If the Port deal had gone through (consolation prize) and OmniTRAX had been given some unearned benefit - then, I suspect, the US would have been interested.

As far as CN is concerned I think the registered head office is still in Canada even though ownership is no longer Canadian.

Other than that, it's still a good question.

G West,

Solid reasoning, as always.

Maybe I'm becoming twisted and bent from 4+ years of trying to figure these issues out ... but I've always had a feeling that OmniTRAX lingers in the shadows and that the new, improved, expanded Roberts Bank / Deltaport facility is still pretty much "on the table".

These guys never forget a choice property for long. And it seems that everything -- EVERYTHING in B.C. -- is up for grabs. Yesterday (April 15, 2008) in Legislature Debates, there was mention of 8,200 "private power sites" (our creeks and rivers) covering 1.2 million hectares of B.C., are "on the table" which, to my mind, means every river, creek, ditch, swamp and puddle in the province.

So would that nice profitable ready-made Roberts Bank and Deltaport with its nice profitable ready-made Gateway prospects be forgotten? I don't think so.

You're likely right Mary - OmniTRAX is always on the hunt for a real bargain.

How much was it that they paid for the Port of Churchill?
Express Collision Shop Said,


ICBC Concerns Never Reached The Top? Today Victoria Times Colonist

Hey, have we not heard of this scandal being reported last year? Yes, we read it right here on this website many times.
Ecs, I couldn't agree more.

I was reading that Times Colonist story with disbelief when your comment came in. Are the journalists sending subliminal signals? Because readers could drive a truck through several of the loopholes in the management plan described here. The news item starts off:


Management unaware of repaired vehicles sold without disclosing history

By Jeff Rud and Lindsay Kines
Times Colonist - Thursday, April 17, 2008

Concerns about activities at an ICBC research and training facility in Burnaby were raised as far back as 2006 but never reached the company's CEO or senior management, according to a document tabled yesterday in the legislature.

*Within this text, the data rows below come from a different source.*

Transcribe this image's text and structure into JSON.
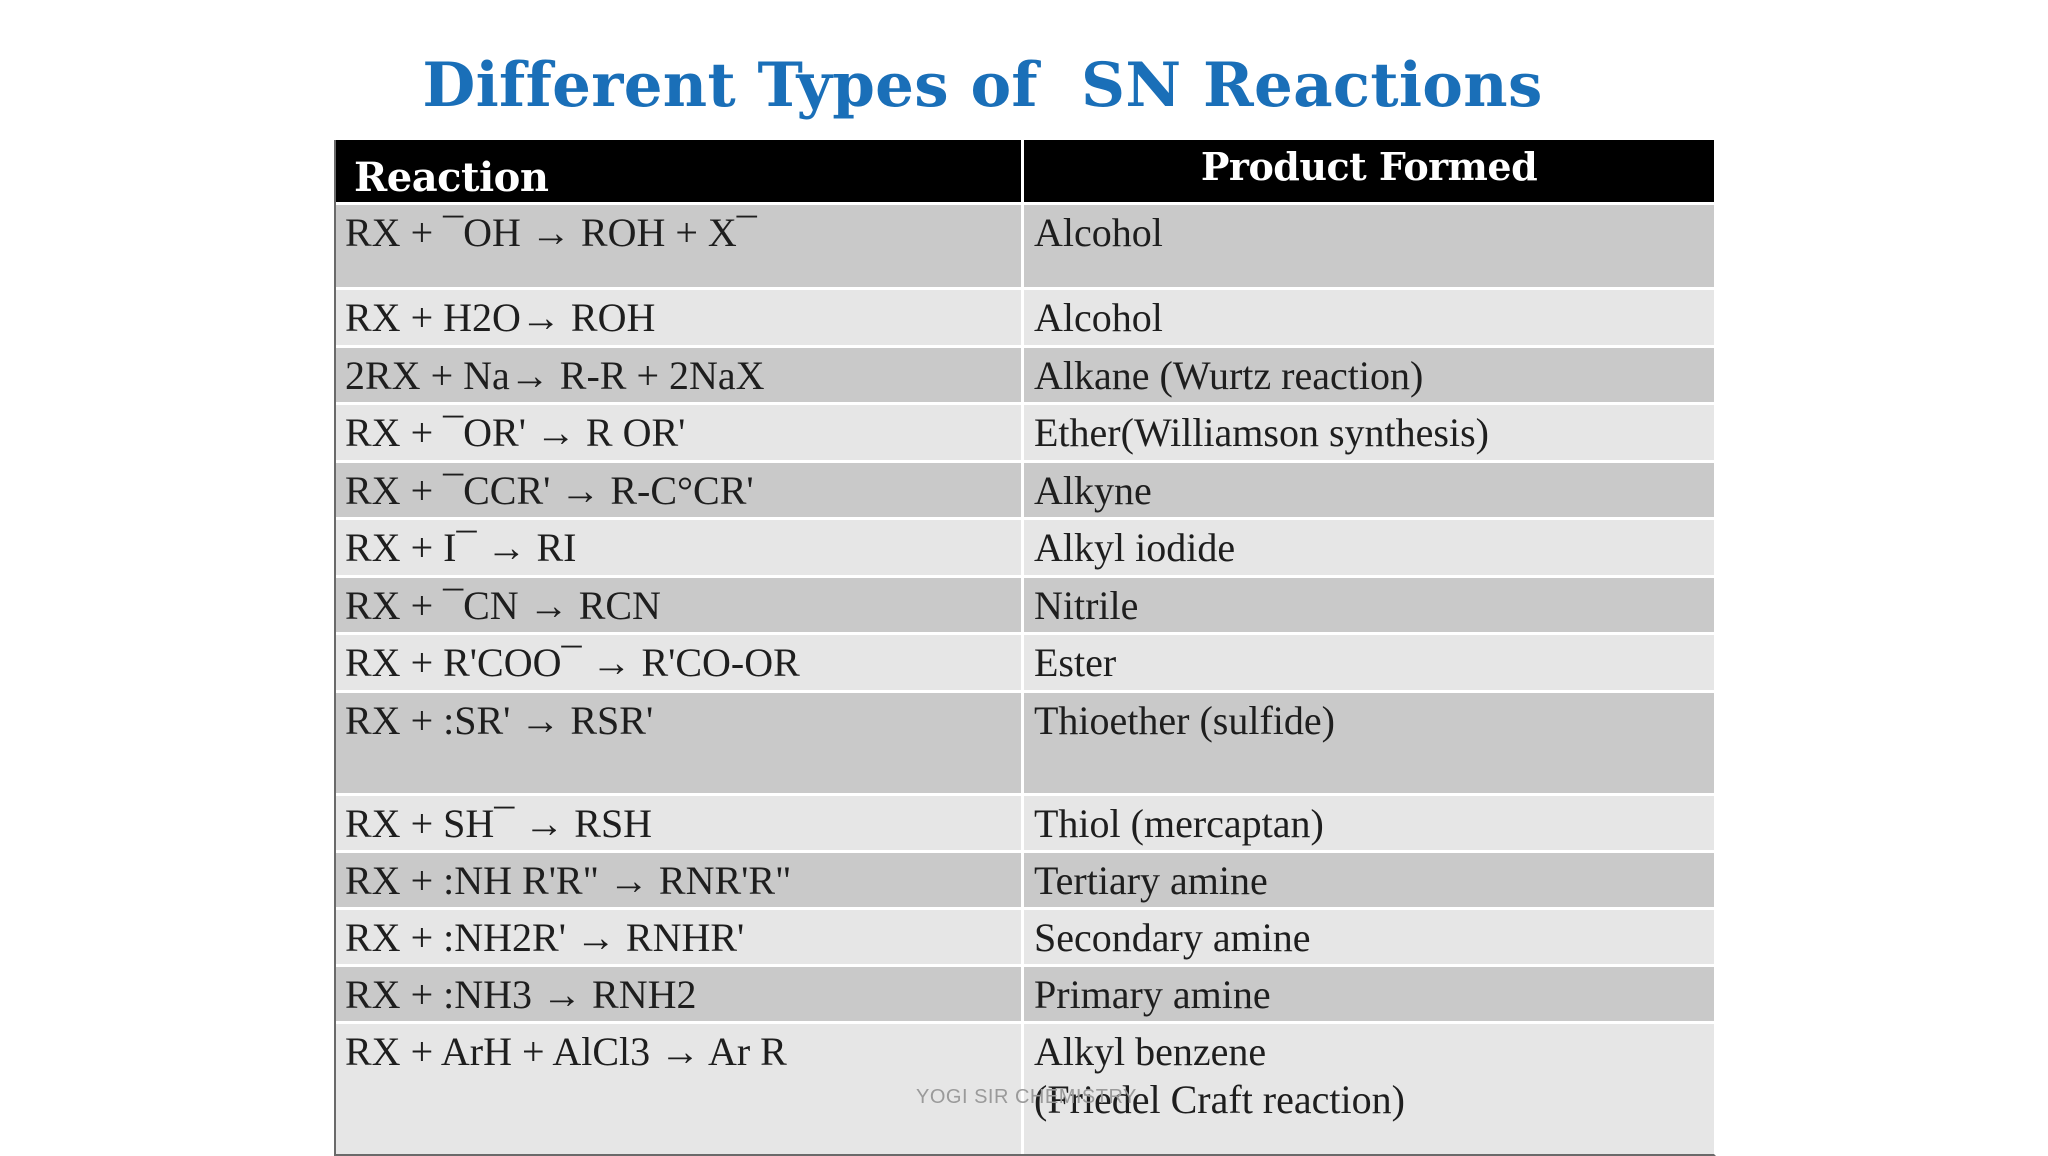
{
  "title": "Different Types of  SN Reactions",
  "header": {
    "reaction": "Reaction",
    "product": "Product Formed"
  },
  "rows": [
    {
      "reaction": "RX + ¯OH → ROH + X¯",
      "product": "Alcohol"
    },
    {
      "reaction": "RX + H2O→ ROH",
      "product": "Alcohol"
    },
    {
      "reaction": "2RX + Na→ R-R + 2NaX",
      "product": "Alkane (Wurtz reaction)"
    },
    {
      "reaction": "RX + ¯OR' → R OR'",
      "product": "Ether(Williamson synthesis)"
    },
    {
      "reaction": "RX + ¯CCR' → R-C°CR'",
      "product": "Alkyne"
    },
    {
      "reaction": "RX + I¯ → RI",
      "product": "Alkyl iodide"
    },
    {
      "reaction": "RX + ¯CN → RCN",
      "product": "Nitrile"
    },
    {
      "reaction": "RX + R'COO¯ → R'CO-OR",
      "product": "Ester"
    },
    {
      "reaction": "RX + :SR' → RSR'",
      "product": "Thioether (sulfide)"
    },
    {
      "reaction": "RX + SH¯ → RSH",
      "product": "Thiol (mercaptan)"
    },
    {
      "reaction": "RX + :NH R'R\" → RNR'R\"",
      "product": "Tertiary amine"
    },
    {
      "reaction": "RX + :NH2R' → RNHR'",
      "product": "Secondary amine"
    },
    {
      "reaction": "RX + :NH3 → RNH2",
      "product": "Primary amine"
    },
    {
      "reaction": "RX + ArH + AlCl3 → Ar R",
      "product": "Alkyl benzene\n(Friedel Craft reaction)"
    }
  ],
  "footer": "YOGI SIR CHEMISTRY"
}
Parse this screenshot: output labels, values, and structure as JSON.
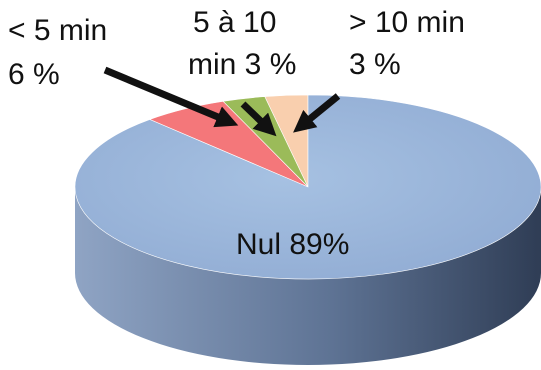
{
  "chart_data": {
    "type": "pie",
    "style": "3d",
    "slices": [
      {
        "label": "Nul",
        "text": "Nul 89%",
        "value": 89,
        "color": "#95B3D7"
      },
      {
        "label": "< 5 min",
        "text_lines": [
          "< 5 min",
          "6 %"
        ],
        "value": 6,
        "color": "#F4777A"
      },
      {
        "label": "5 à 10 min",
        "text_lines": [
          "5 à 10",
          "min 3 %"
        ],
        "value": 3,
        "color": "#9BBB59"
      },
      {
        "label": "> 10 min",
        "text_lines": [
          "> 10 min",
          "3 %"
        ],
        "value": 3,
        "color": "#F9CFAE"
      }
    ],
    "legend": "none"
  }
}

An investigation that began this January revealed that the shop turned out nearly 100 repaired or rebuilt vehicles that were sold without disclosing their crash history.

A number of the vehicles were purchased by ICBC staff, and the corporation has admitted some employees won auctions of such vehicles with information that allowed them to enter a bid slightly more than the highest one ...

But nobody knew.

We should keep an eye on Hansard or the Legislature debates today, eh?

Hi Mary,

So, the senior suits at ICBC release a document at the legislature stating that the senior suits new nothing about these crimes.

Wow! Never seen that coming.
Heads need to roll at ICBC. Everyone involved, no matter how big or small need to get fired. Yes, that means without compensation. I'm so sick of the sense of entitlement in the suit parade.
Call me old-fashioned, but I thought that the top guys ALWAYS took responsibility for what happened to the organizations they were leading.

That was true, whether they knew about wrongdoing or not. Because for heaven sake, it was their job TO KNOW. And if they didn't know every detail, they weren't doing their jobs.

I thought it was part of what they were paid the big bucks for.

I even thought CEOs were honour-bound to stick around and help sort out any problems.

Sheesh, it's newz to me that you can just write a letter or dictate a message to the press and leave town on the wings of "I know nothing!"

Who can believe such a statement?

"Who can believe such a statement? "

People who read the Province, Sun or Times-Colonist and/or watch Global at Six and believe that they are getting the news, will most likely believe almost anything. One fifth of Americans think the earth circles the Sun daily, is it likely people in BC are all that much smarter?

I only manage to sleep at night because I know that Dick Cheney is helping Stephen Harper protect me while I'm sleeping! Remember that hynotists use "shiny objects" to lull their subjects.